Se l’etichetta Nutri-score salva la Coca-Cola e boccia l’olio d’oliva

È difficilmente immaginabile che il problema delle lobby industriali sia la salvaguardia della salute dei cittadini. Allo stesso modo la difesa del Made in Italy non può finire per ostacolare strumenti che tutelino i consumatori. Ed è altrettanto vero che l’Unione europea sta prendendo tempo. C’è però da dire che le voci critiche contro il Nutri-score non rispondono unicamente a ragioni ideologiche o di business.

C’è per esempio la sonora bocciatura dell’Antitrust. L’Autorità garante della concorrenza e del mercato (Agcm) lo ha definito fuorviante e ha stabilito che può ingannare i consumatori. La classificazione dell’etichetta è ritenuta arbitraria. Secondo l’Agcm, l’etichetta a semaforo ha una «parzialità nel giudizio che non incentiva il consumatore a effettuare un’adeguata valutazione per seguire una dieta utile a soddisfare il quotidiano apporto di nutrienti». Le valutazioni di Nutri-Score, dice in soldoni l’Autorità, sembrano valere in termini assoluti mentre le esigenze nutrizionali variano a seconda degli individui e dei loro stili di vita.
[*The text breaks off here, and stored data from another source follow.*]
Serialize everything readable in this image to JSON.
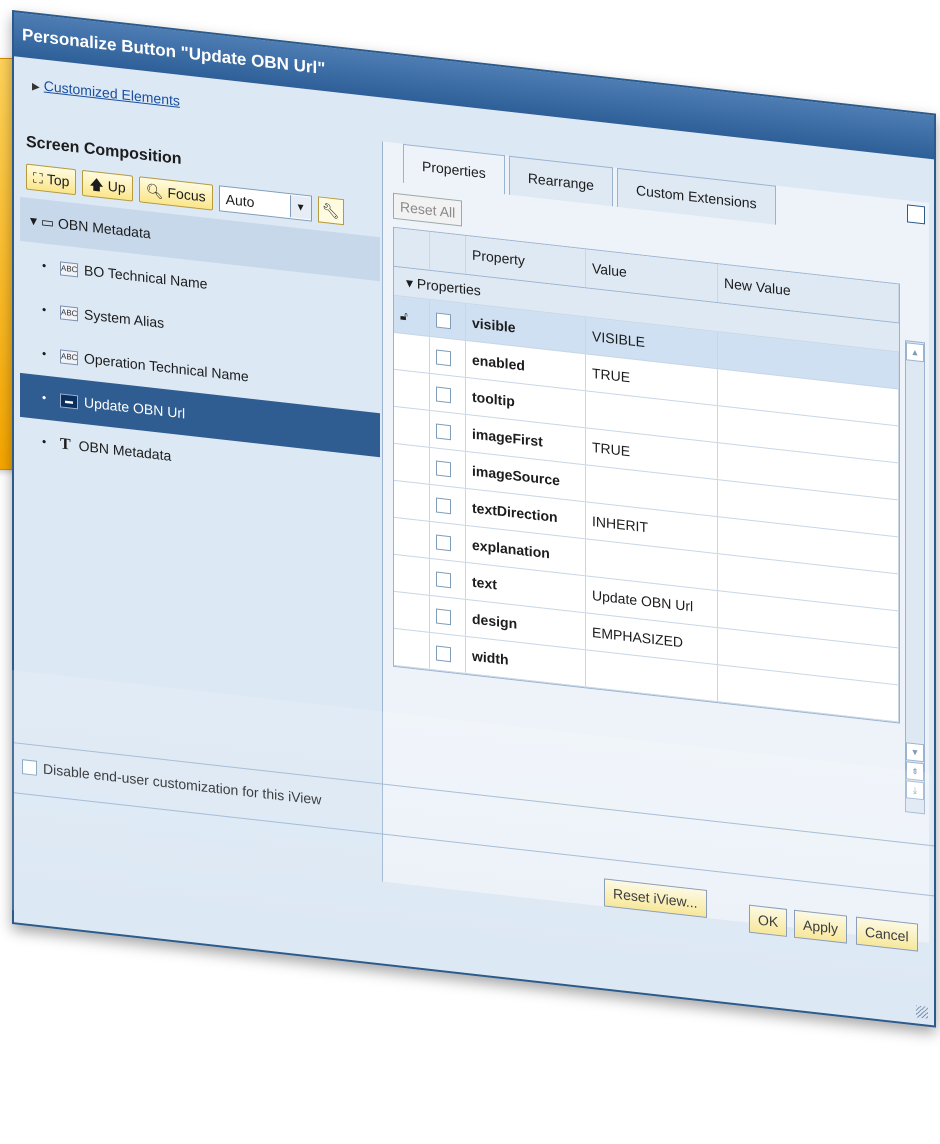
{
  "dialog": {
    "title": "Personalize Button \"Update OBN Url\"",
    "customized_link": "Customized Elements"
  },
  "left": {
    "section_title": "Screen Composition",
    "toolbar": {
      "top_label": "Top",
      "up_label": "Up",
      "focus_label": "Focus",
      "auto_value": "Auto"
    },
    "tree": [
      {
        "label": "OBN Metadata",
        "icon": "folder-icon"
      },
      {
        "label": "BO Technical Name",
        "icon": "abc-field-icon"
      },
      {
        "label": "System Alias",
        "icon": "abc-field-icon"
      },
      {
        "label": "Operation Technical Name",
        "icon": "abc-field-icon"
      },
      {
        "label": "Update OBN Url",
        "icon": "button-icon"
      },
      {
        "label": "OBN Metadata",
        "icon": "text-icon"
      }
    ]
  },
  "right": {
    "tabs": [
      "Properties",
      "Rearrange",
      "Custom Extensions"
    ],
    "reset_all": "Reset All",
    "columns": [
      "Property",
      "Value",
      "New Value"
    ],
    "group": "Properties",
    "rows": [
      {
        "property": "visible",
        "value": "VISIBLE"
      },
      {
        "property": "enabled",
        "value": "TRUE"
      },
      {
        "property": "tooltip",
        "value": ""
      },
      {
        "property": "imageFirst",
        "value": "TRUE"
      },
      {
        "property": "imageSource",
        "value": ""
      },
      {
        "property": "textDirection",
        "value": "INHERIT"
      },
      {
        "property": "explanation",
        "value": ""
      },
      {
        "property": "text",
        "value": "Update OBN Url"
      },
      {
        "property": "design",
        "value": "EMPHASIZED"
      },
      {
        "property": "width",
        "value": ""
      }
    ]
  },
  "footer": {
    "disable_checkbox": "Disable end-user customization for this iView",
    "reset_iview": "Reset iView...",
    "ok": "OK",
    "apply": "Apply",
    "cancel": "Cancel"
  }
}
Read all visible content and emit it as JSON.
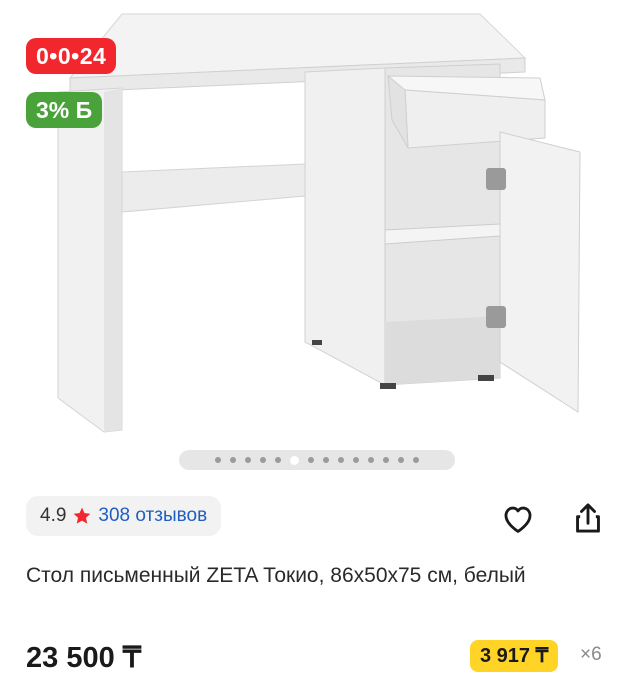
{
  "badges": {
    "timer": "0•0•24",
    "bonus": "3% Б"
  },
  "gallery": {
    "image": "desk-photo",
    "slides_count": 14,
    "active_slide": 5
  },
  "rating": {
    "score": "4.9",
    "reviews": "308 отзывов"
  },
  "actions": {
    "favorite_icon": "heart-icon",
    "share_icon": "share-icon"
  },
  "product": {
    "title": "Стол письменный ZETA Токио, 86x50x75 см, белый",
    "price": "23 500 ₸",
    "installment": "3 917 ₸",
    "installment_months": "×6"
  },
  "colors": {
    "timer_badge": "#f2262d",
    "bonus_badge": "#4aa33a",
    "installment_badge": "#ffd426",
    "link": "#1f5fbf",
    "star": "#f2262d"
  }
}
I nove criteri di valutazione – apporto energetico, grassi, acidi grassi saturi, carboidrati, zuccheri, proteine, sale e fibre – di per sé non possono essere indicativi. Soprattutto perché il calcolo dei punteggi avviene su 100 grammi di prodotto e non su una porzione, creando cortocircuiti di una certa rilevanza. Per esempio alimenti come l’olio extravergine di oliva o il parmigiano sono rossi, cioè dannosi per la salute, perché hanno un elevato apporto calorico. Che però dipende ovviamente dalla quantità che se ne consuma. Mentre cibi come patatine fritte, bibite gasate zero zuccheri, pizze surgelate o bevande energetiche hanno il semaforo verde: diventano salutari perché magari non contengono zucchero ma edulcoranti o altri additivi. Una confezione di latte intero e una bottiglia di Coca-Cola Zero, così, hanno lo stesso punteggio.

Quale che sia lo strumento, il ritardo è destinato a crescere

L’Italia ha elaborato una proposta alternativa allo strumento. Si tratta del Nutrinform Battery, che valuta gli alimenti in base alla loro incidenza nella dieta. Al semaforo del Nutri-Score la proposta italiana sostituisce una batteria che segnala i valori nutrizionali di una singola porzione di prodotto parametrandoli sulla dieta complessiva.

Di certo al momento c’è che la Commissione ha specificato che l’etichetta che arriverà non sarà il copia-incolla di alcuno strumento esistente. Il che però potrebbe significare ricominciare da capo la fase di ricerca e studio per elaborarla. Un processo che potrebbe richiedere decenni. E noi continueremo a vagare per gli scaffali dei nostri supermercati, provando a capire cosa mangiare, con l’ansia di non poterci fidare di quello che leggiamo sulle confezioni.